Bill Bonner, Contributor
Investing |10/18/2011 @ 8:46AM |
The debt-slave rebellion! Get ready, it’s coming, the uprising of the popolo minuto, the revolt of the masses…the Jacquerie!
I’ve read reports on Occupy Wall Street and the worldwide demonstrations in The Washington Post, Bloomberg and The Wall Street Journal. Nowhere was there the slightest hint at the real problem. Nobody’s interested in the real problem.
There are two aspects to humans, said the ancient Greeks. There is the “appetite,” which is the rational mind figuring out how to get what it wants. Then there is the “spirit,” concerned with intangible things, like honor, status, religion and so forth.
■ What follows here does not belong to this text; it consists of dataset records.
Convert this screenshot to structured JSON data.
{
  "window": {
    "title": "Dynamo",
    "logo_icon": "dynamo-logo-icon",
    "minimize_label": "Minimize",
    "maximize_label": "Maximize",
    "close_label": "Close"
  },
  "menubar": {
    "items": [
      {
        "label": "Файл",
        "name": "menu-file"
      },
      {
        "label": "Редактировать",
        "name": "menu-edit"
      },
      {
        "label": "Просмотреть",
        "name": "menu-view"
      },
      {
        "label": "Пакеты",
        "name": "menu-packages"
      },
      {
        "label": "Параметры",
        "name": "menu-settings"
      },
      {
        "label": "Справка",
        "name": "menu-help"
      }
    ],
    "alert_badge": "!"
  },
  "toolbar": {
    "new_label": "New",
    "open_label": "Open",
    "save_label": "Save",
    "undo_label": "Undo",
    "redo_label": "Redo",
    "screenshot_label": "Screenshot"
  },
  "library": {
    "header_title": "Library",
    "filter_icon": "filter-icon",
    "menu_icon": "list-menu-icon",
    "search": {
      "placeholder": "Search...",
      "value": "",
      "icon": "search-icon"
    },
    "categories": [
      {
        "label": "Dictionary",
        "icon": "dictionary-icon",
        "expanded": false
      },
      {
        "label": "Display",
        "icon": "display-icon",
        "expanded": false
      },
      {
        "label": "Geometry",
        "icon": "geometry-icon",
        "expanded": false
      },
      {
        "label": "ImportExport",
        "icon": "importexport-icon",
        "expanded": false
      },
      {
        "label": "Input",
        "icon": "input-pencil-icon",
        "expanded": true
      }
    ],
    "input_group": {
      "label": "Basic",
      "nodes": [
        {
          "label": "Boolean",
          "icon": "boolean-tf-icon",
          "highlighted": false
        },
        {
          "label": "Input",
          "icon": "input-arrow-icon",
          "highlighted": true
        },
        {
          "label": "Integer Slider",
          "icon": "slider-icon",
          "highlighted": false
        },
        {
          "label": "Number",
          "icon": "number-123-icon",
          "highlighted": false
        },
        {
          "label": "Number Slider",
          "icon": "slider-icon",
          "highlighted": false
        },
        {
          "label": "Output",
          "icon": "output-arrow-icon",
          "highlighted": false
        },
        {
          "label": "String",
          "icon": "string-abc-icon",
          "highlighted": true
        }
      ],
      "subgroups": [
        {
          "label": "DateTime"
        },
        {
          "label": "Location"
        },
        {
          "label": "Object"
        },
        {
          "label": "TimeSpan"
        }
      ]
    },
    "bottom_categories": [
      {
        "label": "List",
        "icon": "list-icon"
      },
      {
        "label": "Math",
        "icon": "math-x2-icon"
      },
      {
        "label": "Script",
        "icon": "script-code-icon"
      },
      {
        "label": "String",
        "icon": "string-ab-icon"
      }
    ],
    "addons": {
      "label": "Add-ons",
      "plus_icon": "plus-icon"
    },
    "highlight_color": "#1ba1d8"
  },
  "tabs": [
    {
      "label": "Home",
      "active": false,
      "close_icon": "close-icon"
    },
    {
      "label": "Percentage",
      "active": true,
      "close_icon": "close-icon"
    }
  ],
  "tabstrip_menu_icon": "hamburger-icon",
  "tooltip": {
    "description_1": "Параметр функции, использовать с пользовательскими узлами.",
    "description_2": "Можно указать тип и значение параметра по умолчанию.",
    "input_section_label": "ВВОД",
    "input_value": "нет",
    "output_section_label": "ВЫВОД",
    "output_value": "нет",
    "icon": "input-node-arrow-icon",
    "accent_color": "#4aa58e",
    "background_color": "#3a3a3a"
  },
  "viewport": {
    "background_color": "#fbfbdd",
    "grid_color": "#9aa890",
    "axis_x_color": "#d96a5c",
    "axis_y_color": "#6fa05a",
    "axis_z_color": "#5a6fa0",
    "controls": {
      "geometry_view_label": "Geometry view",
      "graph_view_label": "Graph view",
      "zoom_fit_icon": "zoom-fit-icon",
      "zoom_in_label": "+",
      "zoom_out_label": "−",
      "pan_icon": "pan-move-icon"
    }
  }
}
It may be the appetite that builds wealth, but it’s the spirit that fuels revolutions. People have an innate sense of what’s right and what’s wrong, what’s fair and what’s not fair. When they feel they are being cheated, they join the revolution.
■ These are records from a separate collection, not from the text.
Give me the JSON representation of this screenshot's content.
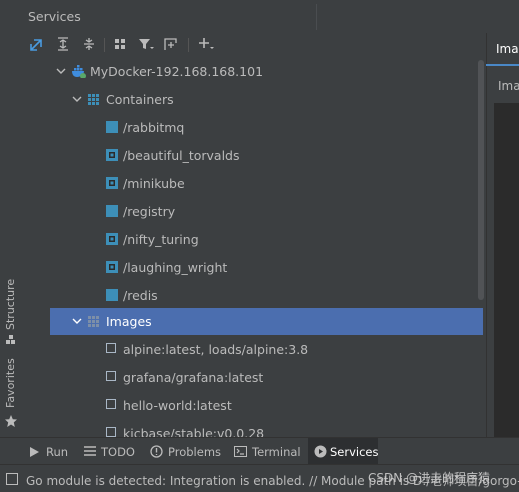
{
  "window": {
    "title": "Services"
  },
  "colors": {
    "accent": "#4b6eaf",
    "container_icon": "#3d8fb8",
    "docker_blue": "#3f8dde",
    "background": "#3c3f41"
  },
  "toolbar": {
    "icons": [
      "expand-icon",
      "collapse-all-icon",
      "expand-all-icon",
      "group-icon",
      "filter-icon",
      "new-tab-icon",
      "add-icon"
    ]
  },
  "tree": {
    "root": {
      "label": "MyDocker-192.168.168.101"
    },
    "containers_group": {
      "label": "Containers"
    },
    "containers": [
      {
        "label": "/rabbitmq",
        "running": false
      },
      {
        "label": "/beautiful_torvalds",
        "running": true
      },
      {
        "label": "/minikube",
        "running": true
      },
      {
        "label": "/registry",
        "running": false
      },
      {
        "label": "/nifty_turing",
        "running": true
      },
      {
        "label": "/laughing_wright",
        "running": true
      },
      {
        "label": "/redis",
        "running": false
      }
    ],
    "images_group": {
      "label": "Images",
      "selected": true
    },
    "images": [
      {
        "label": "alpine:latest, loads/alpine:3.8"
      },
      {
        "label": "grafana/grafana:latest"
      },
      {
        "label": "hello-world:latest"
      },
      {
        "label": "kicbase/stable:v0.0.28"
      }
    ]
  },
  "side_labels": {
    "structure": "Structure",
    "favorites": "Favorites"
  },
  "right_panel": {
    "tab": "Imag",
    "label": "Ima"
  },
  "bottom_tabs": [
    {
      "label": "Run",
      "icon": "play-icon",
      "active": false
    },
    {
      "label": "TODO",
      "icon": "list-icon",
      "active": false
    },
    {
      "label": "Problems",
      "icon": "warning-icon",
      "active": false
    },
    {
      "label": "Terminal",
      "icon": "terminal-icon",
      "active": false
    },
    {
      "label": "Services",
      "icon": "services-icon",
      "active": true
    }
  ],
  "status": {
    "message": "Go module is detected: Integration is enabled. // Module path is  D:/老师项目/gorgo-c",
    "watermark": "CSDN @进击的程序猿"
  }
}
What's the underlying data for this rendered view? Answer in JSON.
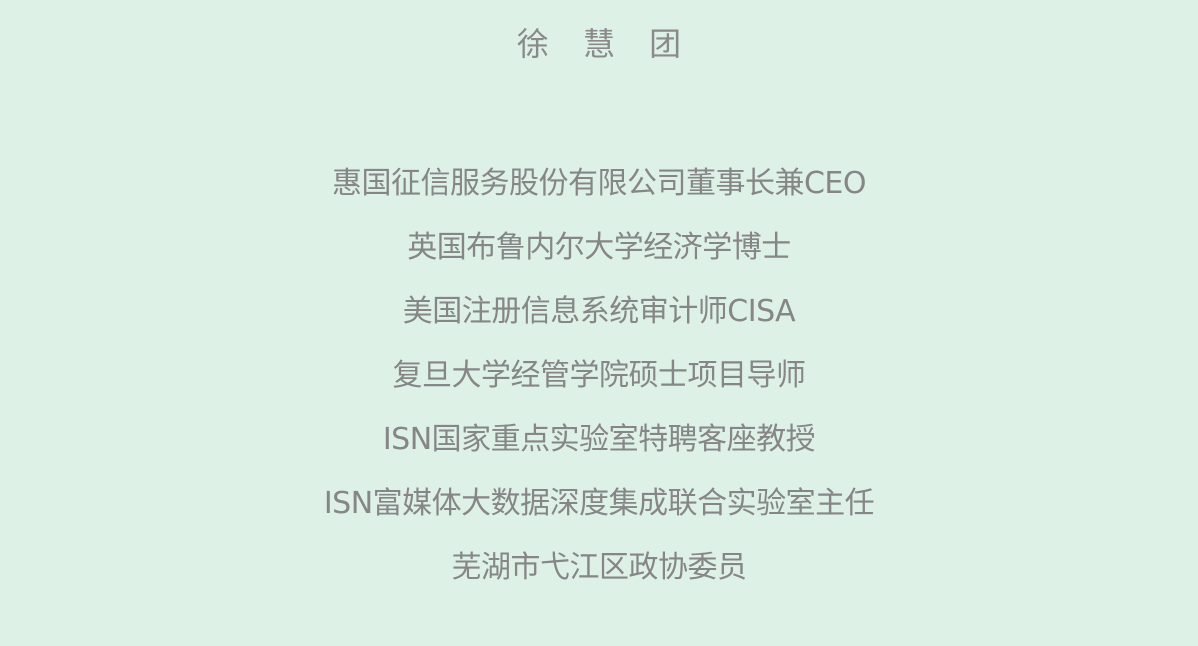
{
  "profile": {
    "name": "徐 慧 团",
    "titles": [
      "惠国征信服务股份有限公司董事长兼CEO",
      "英国布鲁内尔大学经济学博士",
      "美国注册信息系统审计师CISA",
      "复旦大学经管学院硕士项目导师",
      "ISN国家重点实验室特聘客座教授",
      "ISN富媒体大数据深度集成联合实验室主任",
      "芜湖市弋江区政协委员"
    ]
  },
  "colors": {
    "background": "#ddf1e7",
    "text": "#868686"
  }
}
The press talks about how the rich got richer. Here’s The Washington Post:
From 1973 through 1985, as Simon Johnson, former chief economist of the International Monetary Fund, documented in 2009, American banks never earned more than 16 percent of domestic corporate profits. By the mid-2000s, that figure rose to 41 percent. As with profits, so with pay: For more than three decades, from 1948 to 1982, pay levels in finance ranged from 99 to 108 percent of the average of private-sector pay. By 2007 they had reached 181 percent.
But why? How? “Wall Street greed” is the reply given by both the protestors and the press. But wait. Wall Street was just as greedy back when it made 10% of corporate profits. Wall Street is always greedy. So is everyone else. It wasn’t Wall Street’s greed, however, that tilted the world’s playing field in the direction of the rich.
The post-1971 U.S. dollar-based monetary system permitted an explosion of credit, which naturally favored the credit industry directly, and the entire financial asset-holding investoriat, indirectly, at the expense of the middle and lower classes. In other words, the expansion of credit, caused by a flexible, expandable money regime, set the whole economy ablaze. The middle and lower classes went deeply into debt to buy things.
The “rich,” or at least those who owned stocks and bonds, got richer as consumer spending lit up the business world, and particularly the financial industry itself. Profits from the financial industry were only about 10% of the total profits on Wall Street in 1970. By the time the credit bubble blew up in 2007 they had grown to 40%.
Wages for working stiffs were flat for 40 years. But earnings on Wall Street soared. In 1970, the typical salary in the financial industry was about the same as for equivalent positions in the rest of the economy. But, by the dawn of the twenty-first century, Wall Street salaries were nearly twice as high.
People who complain about “greedy” executives and rich people miss the point. Guys like Lloyd Blankfein at Goldman Sachs and Jamie Dimon at JPMorgan Chase are just doing their jobs. People, rich and poor, are always greedy but they don’t always have a monetary system that encourages debt and favors investors over working people. This money system was created in 1971 by the Nixon administration, which probably didn’t know what it was doing, and it was later perfected by subsequent Federal Reserve chairmen.
In addition to stretching the gap between rich and poor, the non-gold monetary system had one other notable consequence. It undermined the working class’ ability to compete in the modern world. This it did by moving more and more production to the emerging markets.